Named after the Brazilian Indigenous mythology's mermaid-queen Yara, this virus was found inside Pampulha, an artificial lake located in Belo Horizonte city in Minas Gerais.
Its discovery was published by the French researcher Bernard La Scola (Aix-Marseille University) and the Brazilian scientist Jonatas Abrahao (Federal University of Minas Gerais).
According to the Minas Gerais' Institute of Biological Sciences, this protozoan "does not represent risks" to humans because "it does not infect any type of vertebrate."
The scientists have only identified 10 percent of its genes because the genetic material does not correspond to the information of the existing data banks.
A descoberta do Yaravirus tem causado grande repercussão pelo seu tamanho pequeno e por ter 90% dos seus genes não reconhecidos. Um dos líderes desse achado é o virologista Jônatas Abrahão, do Departamento de Microbiologia do ICB-UFMG.
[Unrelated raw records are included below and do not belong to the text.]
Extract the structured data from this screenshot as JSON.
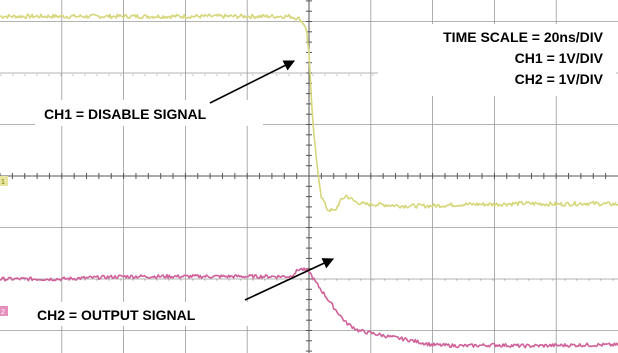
{
  "chart_data": {
    "type": "line",
    "title": "",
    "xlabel": "",
    "ylabel": "",
    "grid": true,
    "divisions": {
      "x": 10,
      "y": 8
    },
    "time_per_div_ns": 20,
    "volts_per_div": {
      "CH1": 1,
      "CH2": 1
    },
    "xlim": [
      0,
      10
    ],
    "ylim": [
      0,
      8
    ],
    "series": [
      {
        "name": "CH1",
        "color": "#d6d67a",
        "x": [
          0,
          1,
          2,
          3,
          4,
          4.7,
          4.85,
          4.95,
          5.0,
          5.05,
          5.12,
          5.2,
          5.3,
          5.42,
          5.5,
          5.6,
          5.75,
          5.9,
          6.1,
          6.5,
          7,
          7.5,
          8,
          8.5,
          9,
          9.5,
          10
        ],
        "y": [
          7.1,
          7.1,
          7.1,
          7.1,
          7.1,
          7.1,
          7.05,
          6.9,
          6.4,
          5.2,
          4.3,
          3.6,
          3.35,
          3.32,
          3.5,
          3.62,
          3.5,
          3.45,
          3.45,
          3.42,
          3.42,
          3.45,
          3.45,
          3.47,
          3.45,
          3.47,
          3.45
        ],
        "noise": 0.04
      },
      {
        "name": "CH2",
        "color": "#d0609a",
        "x": [
          0,
          1,
          2,
          3,
          4,
          4.7,
          4.85,
          5.0,
          5.1,
          5.25,
          5.4,
          5.6,
          5.8,
          6.0,
          6.3,
          6.6,
          7.0,
          7.5,
          8,
          8.5,
          9,
          9.5,
          10
        ],
        "y": [
          2.0,
          2.0,
          2.05,
          2.05,
          2.05,
          2.05,
          2.2,
          2.15,
          1.95,
          1.7,
          1.45,
          1.15,
          1.0,
          0.95,
          0.88,
          0.82,
          0.72,
          0.7,
          0.72,
          0.7,
          0.71,
          0.72,
          0.72
        ],
        "noise": 0.035
      }
    ]
  },
  "annotations": {
    "time_scale": "TIME SCALE = 20ns/DIV",
    "ch1_scale": "CH1 = 1V/DIV",
    "ch2_scale": "CH2 = 1V/DIV",
    "ch1_label": "CH1 = DISABLE SIGNAL",
    "ch2_label": "CH2 = OUTPUT SIGNAL"
  },
  "markers": {
    "ch1_level": "1",
    "ch2_level": "2"
  }
}
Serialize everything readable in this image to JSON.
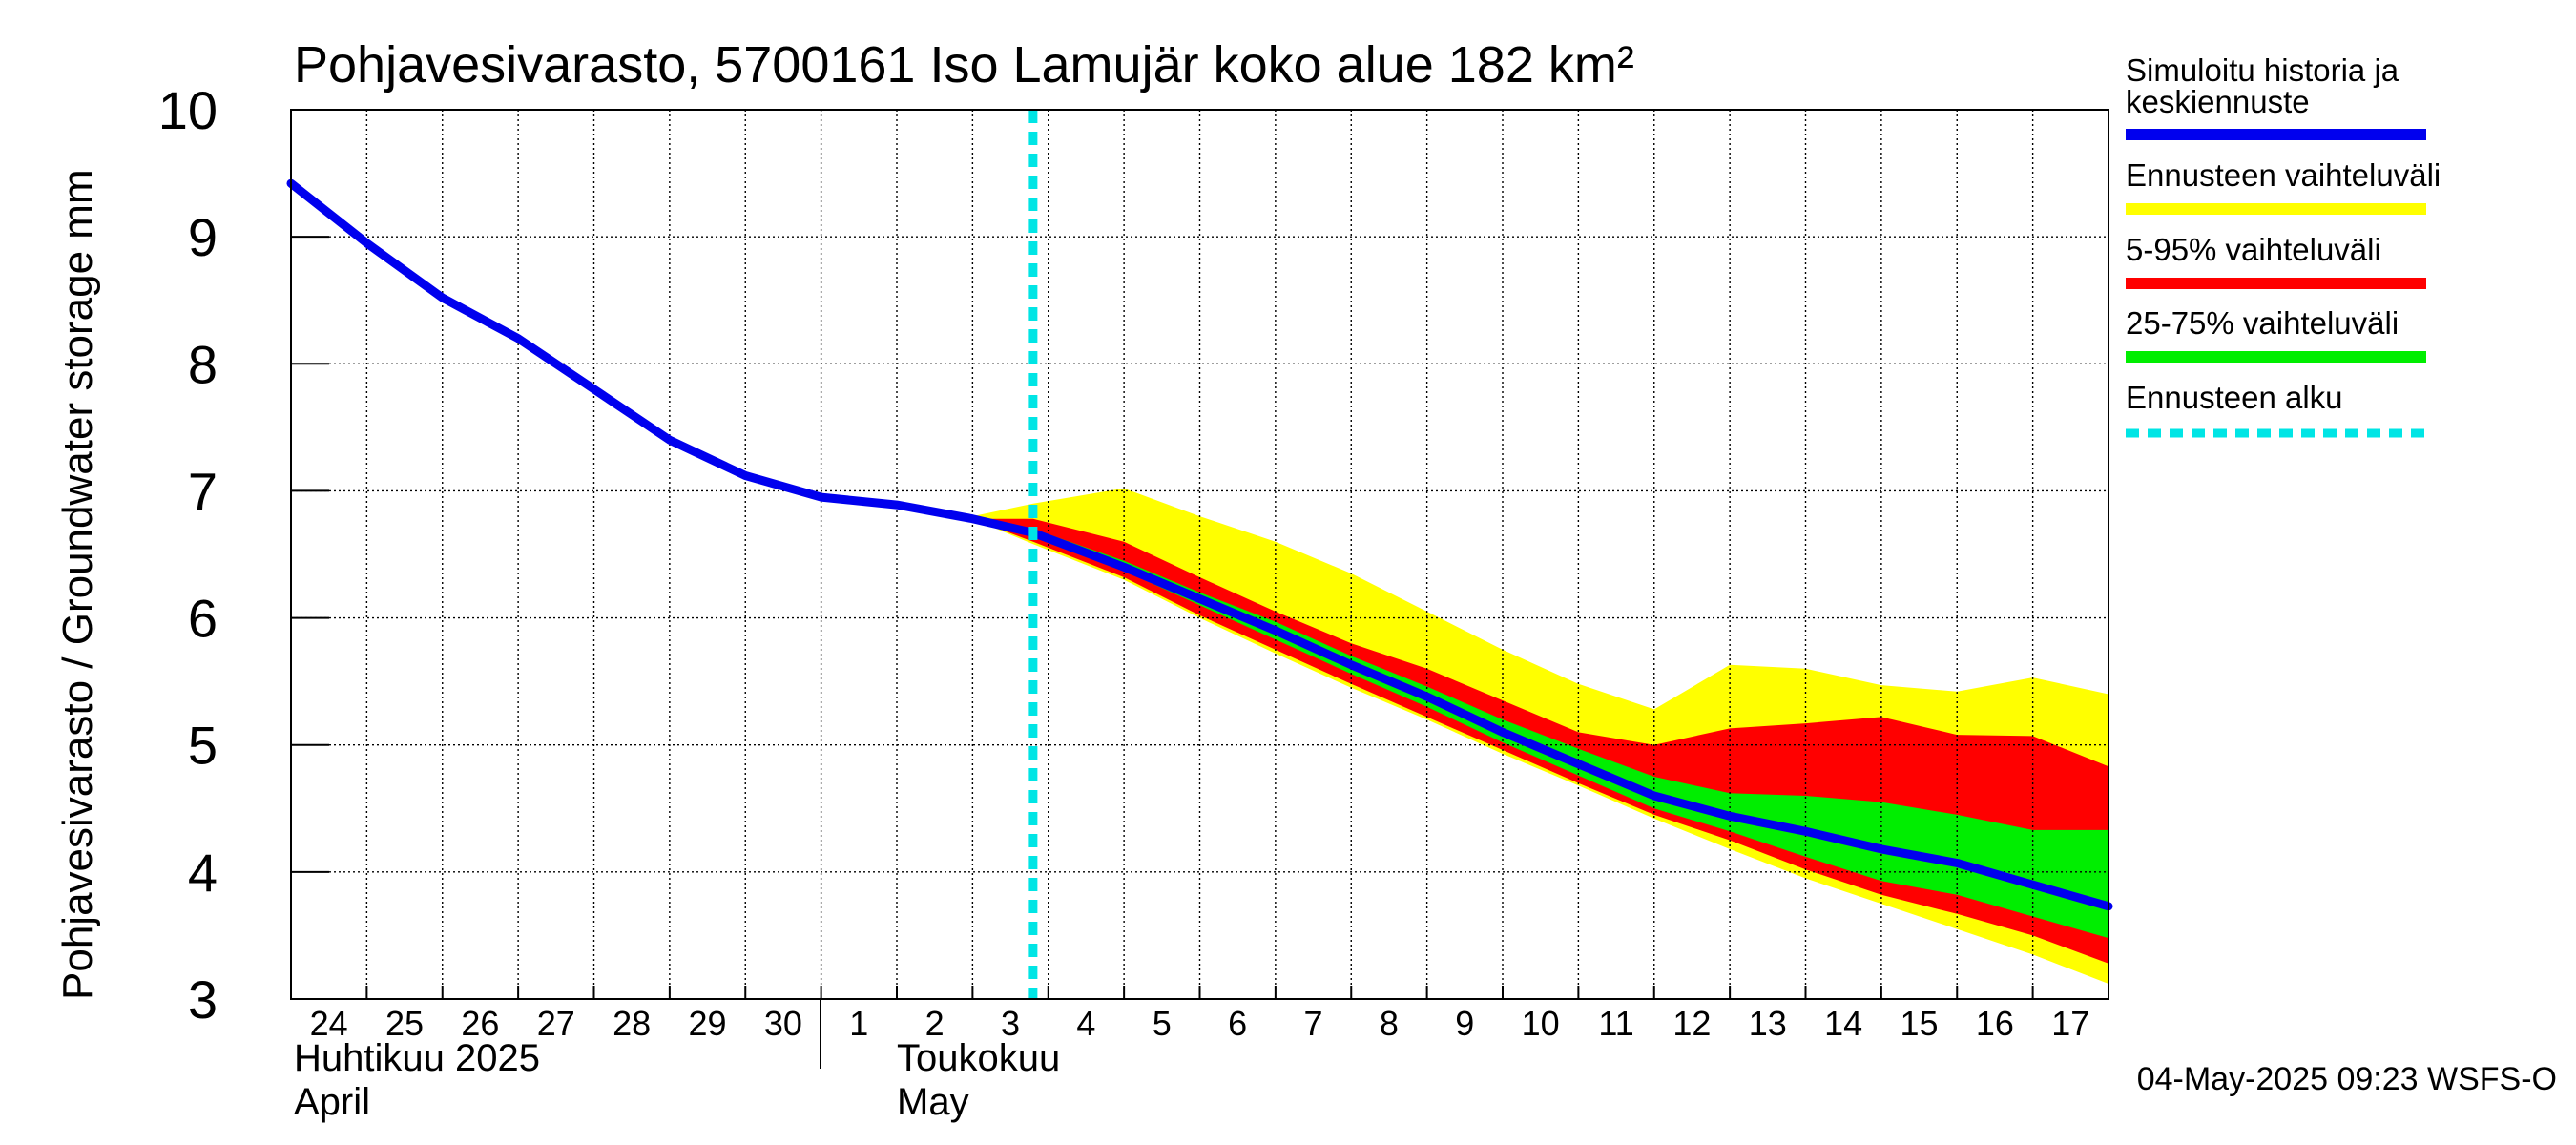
{
  "chart_data": {
    "type": "area",
    "title": "Pohjavesivarasto, 5700161 Iso Lamujär koko alue 182 km²",
    "ylabel": "Pohjavesivarasto / Groundwater storage   mm",
    "ylim": [
      3,
      10
    ],
    "yticks": [
      3,
      4,
      5,
      6,
      7,
      8,
      9,
      10
    ],
    "x_start_day": 24,
    "x_end_day": 48,
    "day_labels": [
      {
        "day": 24,
        "label": "24"
      },
      {
        "day": 25,
        "label": "25"
      },
      {
        "day": 26,
        "label": "26"
      },
      {
        "day": 27,
        "label": "27"
      },
      {
        "day": 28,
        "label": "28"
      },
      {
        "day": 29,
        "label": "29"
      },
      {
        "day": 30,
        "label": "30"
      },
      {
        "day": 31,
        "label": "1"
      },
      {
        "day": 32,
        "label": "2"
      },
      {
        "day": 33,
        "label": "3"
      },
      {
        "day": 34,
        "label": "4"
      },
      {
        "day": 35,
        "label": "5"
      },
      {
        "day": 36,
        "label": "6"
      },
      {
        "day": 37,
        "label": "7"
      },
      {
        "day": 38,
        "label": "8"
      },
      {
        "day": 39,
        "label": "9"
      },
      {
        "day": 40,
        "label": "10"
      },
      {
        "day": 41,
        "label": "11"
      },
      {
        "day": 42,
        "label": "12"
      },
      {
        "day": 43,
        "label": "13"
      },
      {
        "day": 44,
        "label": "14"
      },
      {
        "day": 45,
        "label": "15"
      },
      {
        "day": 46,
        "label": "16"
      },
      {
        "day": 47,
        "label": "17"
      }
    ],
    "month_labels": {
      "april_fi": "Huhtikuu  2025",
      "april_en": "April",
      "may_fi": "Toukokuu",
      "may_en": "May"
    },
    "forecast_start_day": 33.8,
    "series": [
      {
        "name": "Simuloitu historia ja keskiennuste",
        "color": "#0000ee",
        "x": [
          24,
          25,
          26,
          27,
          28,
          29,
          30,
          31,
          32,
          33,
          33.8,
          35,
          36,
          37,
          38,
          39,
          40,
          41,
          42,
          43,
          44,
          45,
          46,
          47,
          48
        ],
        "y": [
          9.42,
          8.95,
          8.52,
          8.2,
          7.8,
          7.4,
          7.12,
          6.95,
          6.89,
          6.78,
          6.67,
          6.4,
          6.15,
          5.9,
          5.63,
          5.38,
          5.1,
          4.85,
          4.6,
          4.44,
          4.32,
          4.18,
          4.07,
          3.9,
          3.73
        ]
      }
    ],
    "bands": [
      {
        "name": "Ennusteen vaihteluväli",
        "color": "#ffff00",
        "x": [
          33,
          33.8,
          35,
          36,
          37,
          38,
          39,
          40,
          41,
          42,
          43,
          44,
          45,
          46,
          47,
          48
        ],
        "upper": [
          6.8,
          6.9,
          7.02,
          6.8,
          6.6,
          6.35,
          6.05,
          5.75,
          5.48,
          5.28,
          5.63,
          5.6,
          5.47,
          5.42,
          5.53,
          5.4
        ],
        "lower": [
          6.78,
          6.58,
          6.3,
          6.0,
          5.72,
          5.45,
          5.2,
          4.93,
          4.68,
          4.42,
          4.18,
          3.95,
          3.75,
          3.55,
          3.35,
          3.12
        ]
      },
      {
        "name": "5-95% vaihteluväli",
        "color": "#ff0000",
        "x": [
          33,
          33.8,
          35,
          36,
          37,
          38,
          39,
          40,
          41,
          42,
          43,
          44,
          45,
          46,
          47,
          48
        ],
        "upper": [
          6.78,
          6.78,
          6.6,
          6.32,
          6.05,
          5.8,
          5.6,
          5.35,
          5.1,
          5.0,
          5.13,
          5.17,
          5.22,
          5.08,
          5.07,
          4.83
        ],
        "lower": [
          6.78,
          6.6,
          6.32,
          6.02,
          5.75,
          5.48,
          5.22,
          4.96,
          4.7,
          4.45,
          4.25,
          4.02,
          3.82,
          3.67,
          3.5,
          3.28
        ]
      },
      {
        "name": "25-75% vaihteluväli",
        "color": "#00ee00",
        "x": [
          33,
          33.8,
          35,
          36,
          37,
          38,
          39,
          40,
          41,
          42,
          43,
          44,
          45,
          46,
          47,
          48
        ],
        "upper": [
          6.78,
          6.7,
          6.45,
          6.2,
          5.97,
          5.7,
          5.46,
          5.2,
          4.97,
          4.75,
          4.62,
          4.6,
          4.55,
          4.45,
          4.33,
          4.33
        ],
        "lower": [
          6.78,
          6.65,
          6.37,
          6.1,
          5.83,
          5.56,
          5.3,
          5.02,
          4.76,
          4.5,
          4.32,
          4.12,
          3.93,
          3.82,
          3.65,
          3.48
        ]
      }
    ],
    "legend": [
      {
        "label": "Simuloitu historia ja",
        "label2": "keskiennuste",
        "color": "#0000ee",
        "style": "solid"
      },
      {
        "label": "Ennusteen vaihteluväli",
        "color": "#ffff00",
        "style": "solid"
      },
      {
        "label": "5-95% vaihteluväli",
        "color": "#ff0000",
        "style": "solid"
      },
      {
        "label": "25-75% vaihteluväli",
        "color": "#00ee00",
        "style": "solid"
      },
      {
        "label": "Ennusteen alku",
        "color": "#00e5e5",
        "style": "dashed"
      }
    ],
    "footer": "04-May-2025 09:23 WSFS-O",
    "grid": true
  }
}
"The discovery of the Yaravirus has caused great repercussions for its small size and for having 90 percent its genes not recognized. One of the leaders of this finding is virologist Jonatas Abrahao, from the Department of Microbiology at ICB-UFMG."
The Yaravirus is exclusive to amoebas that inhabit lagoons, rivers, ponds, swimming pools, and aqueduct systems.
According to the La Scola-Abrahao study, the virus may be the first Acanthamoeba spp (unidentified) of the genus of Amoebozoas protists isolated from the large DNA nucleocytoplasmic group (NCLDV).
"This discovery has the scientific community puzzled," outlet Complex commented and recalled the words of the Harvard Medical School postdoctoral fellow Ayaz Najafov who explained that the Yaravirus means "a whole new treasure chest of previously-unseen biochemical processes?!"
Due to President Jair Bolsonaro's recent cut for scientific research, scientist Abrahao and La Scola seek the support of abroad institutions to identify the Yaravirus unknown genes.